Now we come to the not-so-blissful marriage of George and Reba Lamphear. There were many who wondered why the two of them ever uttered the words "I do." They seemed so incompatible, and there were those who gave the union between the two slim to none chances of making it past the first year.
George had a temper, a terrible and uncontrollable temper that could manifest itself at the drop of a hat. That, and other assorted issues, led to the couple's constant bickering. Nary a day went by without the sound of raised voices coming from the couple's Erie, Missouri, house.
George was forty years old, and wife Reba was thirty. Not that the age difference mattered, but Reba wanted to get out of the marriage, and she wanted to be free of George. The husband of a mere nine months knew there were problems, but he had no idea Reba wanted to leave him.
There came a beautiful July afternoon in 1935 when the married couple would once again, in anger, scream obscenities at each other. However, this quarrel did not take place in private. Reba, formerly Reba Francisco, asked her sister and brother to come to the house. Reba told the two that she was going to tell George about her plan to leave him the following day and she was afraid; she was afraid of what he might do.
As the quarrel became more and more heated, Reba suddenly blurted out the words she had planned to say. "I'm going to leave you, and I'm going to leave tomorrow." For a moment, the shouting stopped, and maybe, just maybe, George would accept the idea of a life without Reba.
George was enraged. How could Reba have the nerve? How could she have the unmitigated gall to tell him that she wanted a divorce? Neither she nor her words could be tolerated. The author of those cruel and hateful words had to be exterminated, and exterminate her he would surely do.
George finally made his thoughts known to everyone. "Well, we'll have this out right now." Producing a large hunting knife, George began stabbing and slashing Reba.

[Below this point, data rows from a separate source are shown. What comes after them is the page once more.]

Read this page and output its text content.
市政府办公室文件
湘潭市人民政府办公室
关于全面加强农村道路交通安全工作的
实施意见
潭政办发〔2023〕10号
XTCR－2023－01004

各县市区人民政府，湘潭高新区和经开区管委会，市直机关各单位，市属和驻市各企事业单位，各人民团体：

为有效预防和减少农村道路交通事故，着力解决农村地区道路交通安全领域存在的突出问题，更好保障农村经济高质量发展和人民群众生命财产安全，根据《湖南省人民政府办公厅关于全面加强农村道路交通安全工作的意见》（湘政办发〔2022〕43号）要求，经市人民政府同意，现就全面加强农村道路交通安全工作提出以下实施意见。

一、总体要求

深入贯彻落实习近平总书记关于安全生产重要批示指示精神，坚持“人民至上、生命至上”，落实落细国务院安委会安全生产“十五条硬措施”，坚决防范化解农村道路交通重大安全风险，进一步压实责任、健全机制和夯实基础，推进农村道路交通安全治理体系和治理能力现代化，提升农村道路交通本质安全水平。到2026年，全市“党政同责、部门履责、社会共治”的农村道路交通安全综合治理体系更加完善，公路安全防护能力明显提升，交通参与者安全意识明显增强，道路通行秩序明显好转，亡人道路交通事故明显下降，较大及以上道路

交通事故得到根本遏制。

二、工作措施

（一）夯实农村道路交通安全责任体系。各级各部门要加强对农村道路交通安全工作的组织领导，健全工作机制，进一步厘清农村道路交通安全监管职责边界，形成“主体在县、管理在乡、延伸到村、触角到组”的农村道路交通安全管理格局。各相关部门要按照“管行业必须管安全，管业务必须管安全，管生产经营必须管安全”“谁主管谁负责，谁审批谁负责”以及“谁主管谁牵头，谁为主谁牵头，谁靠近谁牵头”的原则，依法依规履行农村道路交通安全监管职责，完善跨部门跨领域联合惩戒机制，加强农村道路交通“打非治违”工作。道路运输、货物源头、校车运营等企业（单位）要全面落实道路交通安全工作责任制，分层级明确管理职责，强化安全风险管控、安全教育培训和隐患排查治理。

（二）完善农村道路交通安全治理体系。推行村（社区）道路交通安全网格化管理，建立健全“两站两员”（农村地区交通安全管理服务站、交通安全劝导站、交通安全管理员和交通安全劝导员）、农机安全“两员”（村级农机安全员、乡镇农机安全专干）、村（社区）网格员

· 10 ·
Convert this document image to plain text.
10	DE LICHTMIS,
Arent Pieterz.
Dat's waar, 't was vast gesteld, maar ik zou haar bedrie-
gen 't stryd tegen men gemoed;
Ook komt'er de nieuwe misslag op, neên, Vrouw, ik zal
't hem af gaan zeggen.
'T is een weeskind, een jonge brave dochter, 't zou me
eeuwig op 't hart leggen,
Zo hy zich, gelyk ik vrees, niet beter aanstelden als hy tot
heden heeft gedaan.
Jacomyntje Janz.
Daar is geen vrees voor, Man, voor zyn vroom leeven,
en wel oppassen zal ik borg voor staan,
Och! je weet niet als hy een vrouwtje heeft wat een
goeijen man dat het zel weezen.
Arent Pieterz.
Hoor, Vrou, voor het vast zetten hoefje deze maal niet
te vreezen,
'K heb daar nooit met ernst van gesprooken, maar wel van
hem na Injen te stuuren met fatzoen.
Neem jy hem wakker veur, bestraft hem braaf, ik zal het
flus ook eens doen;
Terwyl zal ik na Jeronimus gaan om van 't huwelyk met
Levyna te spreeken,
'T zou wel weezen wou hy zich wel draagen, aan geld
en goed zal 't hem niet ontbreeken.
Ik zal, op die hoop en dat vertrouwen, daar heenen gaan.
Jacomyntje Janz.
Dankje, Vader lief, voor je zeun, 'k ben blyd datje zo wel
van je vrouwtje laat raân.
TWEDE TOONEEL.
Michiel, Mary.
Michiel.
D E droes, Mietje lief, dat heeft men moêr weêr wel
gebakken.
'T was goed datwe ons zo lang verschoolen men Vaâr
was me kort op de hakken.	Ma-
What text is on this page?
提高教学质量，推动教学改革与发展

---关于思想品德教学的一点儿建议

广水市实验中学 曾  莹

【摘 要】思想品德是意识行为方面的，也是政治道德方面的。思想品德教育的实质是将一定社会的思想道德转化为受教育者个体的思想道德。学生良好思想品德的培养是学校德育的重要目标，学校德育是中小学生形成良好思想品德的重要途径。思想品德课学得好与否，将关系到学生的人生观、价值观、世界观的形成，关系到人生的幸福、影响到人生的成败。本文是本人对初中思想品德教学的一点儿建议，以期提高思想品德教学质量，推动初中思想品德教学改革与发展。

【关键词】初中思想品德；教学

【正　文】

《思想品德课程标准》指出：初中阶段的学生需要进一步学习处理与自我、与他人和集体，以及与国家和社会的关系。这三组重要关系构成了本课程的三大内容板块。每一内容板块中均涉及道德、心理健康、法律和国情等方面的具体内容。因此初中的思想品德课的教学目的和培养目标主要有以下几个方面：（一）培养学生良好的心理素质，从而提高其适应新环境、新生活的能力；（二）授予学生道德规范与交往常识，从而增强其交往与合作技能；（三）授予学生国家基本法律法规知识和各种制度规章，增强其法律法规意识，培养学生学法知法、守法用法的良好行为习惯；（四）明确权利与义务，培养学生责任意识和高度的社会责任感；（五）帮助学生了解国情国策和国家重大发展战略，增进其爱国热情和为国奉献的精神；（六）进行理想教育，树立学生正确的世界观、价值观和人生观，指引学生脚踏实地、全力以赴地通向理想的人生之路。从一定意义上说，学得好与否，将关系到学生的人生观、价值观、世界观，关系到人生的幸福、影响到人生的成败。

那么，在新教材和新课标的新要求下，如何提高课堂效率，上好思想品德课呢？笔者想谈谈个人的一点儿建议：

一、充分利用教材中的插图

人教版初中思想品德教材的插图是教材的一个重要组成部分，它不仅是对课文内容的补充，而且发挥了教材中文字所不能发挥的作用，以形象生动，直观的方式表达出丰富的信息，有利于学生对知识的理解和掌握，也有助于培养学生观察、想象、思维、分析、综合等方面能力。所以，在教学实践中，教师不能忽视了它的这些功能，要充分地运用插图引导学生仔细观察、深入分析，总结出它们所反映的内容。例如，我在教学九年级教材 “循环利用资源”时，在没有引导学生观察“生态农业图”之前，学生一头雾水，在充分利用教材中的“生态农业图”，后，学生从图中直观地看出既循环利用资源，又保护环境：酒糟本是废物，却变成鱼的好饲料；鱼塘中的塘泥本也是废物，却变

The sounds of Reba's and her sister's screams did not deter George as he continued to plunge the knife's blade deeper and deeper into his wife's chest.
Finally, Reba fell to the floor, and her lifeless body lay there motionless in a pool of her spent blood. Without uttering a single word, George opened the home's front door and ran. It was later determined that he ran to his father's house, located a mile or two from the scene of the gruesome murder.
Reba was taken to a local hospital, but there was no hope. She died at 7:30 p.m. that evening. Reba's death and the details of the murder were brought to the attention of McDonald County Sheriff R.L. Vansandt. Vansandt arrested George Lamphear that evening.
Lamphear later pleaded guilty to first-degree murder. Judge Emory Smith had little sympathy for the defendant as he passed sentence. The murderer of Reba Lamphear was sentenced to serve ninety-nine years in the state penitentiary. George had no words after learning of his fate other than to say, "I'm sorry."
If asked about their fifty years of marriage, each man and woman would undoubtedly tell you that those years of matrimony were filled with good and bad days. There were arguments and there were tears, but there were also smiles and laughter. There was sadness and there was joy but, when all is said and done, those married couples of fifty years would surely say that those five decades together were indeed golden, maybe all save George.
Stan Fine is a retired police officer and Verizon Security Department investigator who, after retiring in 2006, moved from Tampa, Fla., to Noel. Stan's connection to Noel can be traced back to his grandparents, who lived most of their lives there. Stan began writing after the passing of his wife Robin in 2013. The opinions expressed are those of the author.